Banks provision credit to borrowers with collateral of varying stability in the presence or absence of information sharing and with differing degrees of creditor rights protection. The authors evaluate how these factors affect bank lending.
Game theory is applied to show that the price of credit and its availability vary as a function of the volatility of borrowers’ collateral and the degree of creditor protection. Uncertainty of collateral value and a lack of robust creditor rights in the absence of information sharing about a borrower’s debt history may lead to defensive credit rationing, opportunistic lending, or a market freeze. Indeed, information sharing may exacerbate the potential for rationing or a market freeze. Cited empirical evidence supports the deductions made from the authors’ analysis of their stylized model.
How Is This Research Useful to Practitioners?
In markets where creditor protection rights are deficient, collateral values are unpredictable, information sharing between banks is infrequent or absent, and interest and default rates tend to be higher. Debtors with unstable collateral and limited liability tend to overextend themselves through multiple bank borrowings. Banks may decide to lend in an opportunistic fashion to individuals whose collateral is questionable or to ration credit to protect themselves. Credit-reporting systems help reduce excessive borrowing, which, in turn, causes interest and default rates to decline.
Lack of information sharing may produce three outcomes, depending on the degree of creditor protection. Where such rights are well protected, entrepreneurs can borrow at lower rates. At the other extreme of poorly protected rights and very unstable collateral values, credit rationing prevails at varying terms—some approaching usurious rates—or credit markets freeze entirely. In between, where intermediate levels of creditor protection exist, two possible scenarios occur. In one scenario, lenders may ration credit, borrowers with loans at multiple banks may strategically default, and lenders may avoid extension of credit to overextended entrepreneurs. In the other scenario, lenders extend credit at positive-profit rates, with one bank serving one borrower. Other banks avoid opportunistic lending to prevent a situation in which the entrepreneur engages in moral hazard, taking additional loans and defaulting.

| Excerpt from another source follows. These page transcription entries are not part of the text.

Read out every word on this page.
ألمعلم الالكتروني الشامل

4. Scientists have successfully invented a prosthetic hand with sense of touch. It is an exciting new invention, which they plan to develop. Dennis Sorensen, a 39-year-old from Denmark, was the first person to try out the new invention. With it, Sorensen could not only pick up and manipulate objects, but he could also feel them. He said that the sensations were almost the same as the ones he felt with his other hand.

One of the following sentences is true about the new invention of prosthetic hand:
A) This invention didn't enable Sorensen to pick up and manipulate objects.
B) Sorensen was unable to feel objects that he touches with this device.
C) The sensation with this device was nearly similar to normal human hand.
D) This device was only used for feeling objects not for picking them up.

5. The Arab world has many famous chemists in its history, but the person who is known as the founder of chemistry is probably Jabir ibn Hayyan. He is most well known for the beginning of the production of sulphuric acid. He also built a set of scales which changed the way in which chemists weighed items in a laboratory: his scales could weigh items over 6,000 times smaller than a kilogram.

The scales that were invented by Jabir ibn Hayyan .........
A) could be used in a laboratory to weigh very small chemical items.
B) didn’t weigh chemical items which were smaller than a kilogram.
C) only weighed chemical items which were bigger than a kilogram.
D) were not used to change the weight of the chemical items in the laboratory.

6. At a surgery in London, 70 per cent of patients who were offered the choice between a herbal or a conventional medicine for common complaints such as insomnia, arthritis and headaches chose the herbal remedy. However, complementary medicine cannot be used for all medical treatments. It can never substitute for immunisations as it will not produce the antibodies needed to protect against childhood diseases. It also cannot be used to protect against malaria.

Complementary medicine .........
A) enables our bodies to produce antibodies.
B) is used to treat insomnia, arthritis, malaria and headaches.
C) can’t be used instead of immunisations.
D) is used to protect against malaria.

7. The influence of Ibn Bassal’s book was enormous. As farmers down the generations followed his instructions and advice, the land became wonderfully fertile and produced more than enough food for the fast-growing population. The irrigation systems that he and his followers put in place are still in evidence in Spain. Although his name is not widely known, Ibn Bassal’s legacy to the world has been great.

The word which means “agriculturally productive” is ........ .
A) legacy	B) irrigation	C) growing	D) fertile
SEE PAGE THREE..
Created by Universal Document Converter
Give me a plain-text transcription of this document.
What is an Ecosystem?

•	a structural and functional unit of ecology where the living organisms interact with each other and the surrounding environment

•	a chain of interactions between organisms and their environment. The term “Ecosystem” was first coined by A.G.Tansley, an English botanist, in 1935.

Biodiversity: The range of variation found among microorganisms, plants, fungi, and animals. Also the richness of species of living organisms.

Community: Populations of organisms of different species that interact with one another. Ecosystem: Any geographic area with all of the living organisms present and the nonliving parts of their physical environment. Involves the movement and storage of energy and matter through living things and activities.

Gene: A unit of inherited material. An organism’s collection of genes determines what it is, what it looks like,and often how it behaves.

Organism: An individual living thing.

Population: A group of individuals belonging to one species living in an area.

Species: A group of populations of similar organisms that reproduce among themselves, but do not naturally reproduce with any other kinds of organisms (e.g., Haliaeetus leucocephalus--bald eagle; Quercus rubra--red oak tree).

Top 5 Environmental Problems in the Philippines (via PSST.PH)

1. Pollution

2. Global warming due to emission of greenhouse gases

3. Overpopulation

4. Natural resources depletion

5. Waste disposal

In the presence of information sharing, the provision of credit is a function of borrowers’ credit history. Such knowledge mitigates opportunistic lending and promotes efficiency through credit availability, lower interest rates, and fewer instances of default given moderate creditor protection and stable collateral. A potential negative effect of information sharing may occur with borrowers whose collateral is quite volatile. Lenders may extend credit to low-debt borrowers hoping for collateral appreciation. Opportunistic lending, credit rationing, or a market freeze may result particularly when creditor protection is poor. This outcome may be experienced by developing countries or in turbulent markets that characterize a financial crisis.
Bank executives, regulators, and policymakers can all glean valuable information from the authors’ findings. Indeed, they are material for decisions on lending policy and the regulatory conditions affecting the economic growth of a country.
How Did the Authors Conduct This Research?
The authors develop a model using game theory to test three predictions. High-risk collateral and poorly protected creditor rights should lead to greater credit rationing and increased interest and default rates. Banks’ information sharing about clients’ previous debts should lead to reduced default and interest rates. The degree of information sharing should increase credit access when borrowers’ collateral is stable but reduce access when collateral is unstable and creditor protection is poor. Empirical evidence tends to support these suppositions.
The authors’ model assumes that an entrepreneur is risk neutral and may engage in either a large or small project; that the bank cannot verify the size of the project or whether the entrepreneur borrows from other banks; that limited liability protects the borrower, who derives personal benefit from the large but not the small project; that future wealth may vary and is difficult to verify; that bankruptcy claimants receive payment according to seniority; and that a large project would not be viable. Together, these assumptions generate large incentives for the entrepreneur to engage in moral hazard.
The authors evaluate the multiplicity of outcomes in which information sharing exists or is absent. Payoffs to the banks and the entrepreneur occur according to the degree of the information shared and credit terms offered.
The model is robust to banks’ sequential loan offers and changes in the relative bargaining power of banks and entrepreneurs. Information sharing among banks in which borrowers have robust collateral should result in greater efficiencies and better lending practices. In those instances in which borrowers’ collateral is volatile, such best practices tend not to prevail.
Testing and observing the ongoing validity of the authors’ derivations across a broader spectrum of global credit markets would be useful continuing research.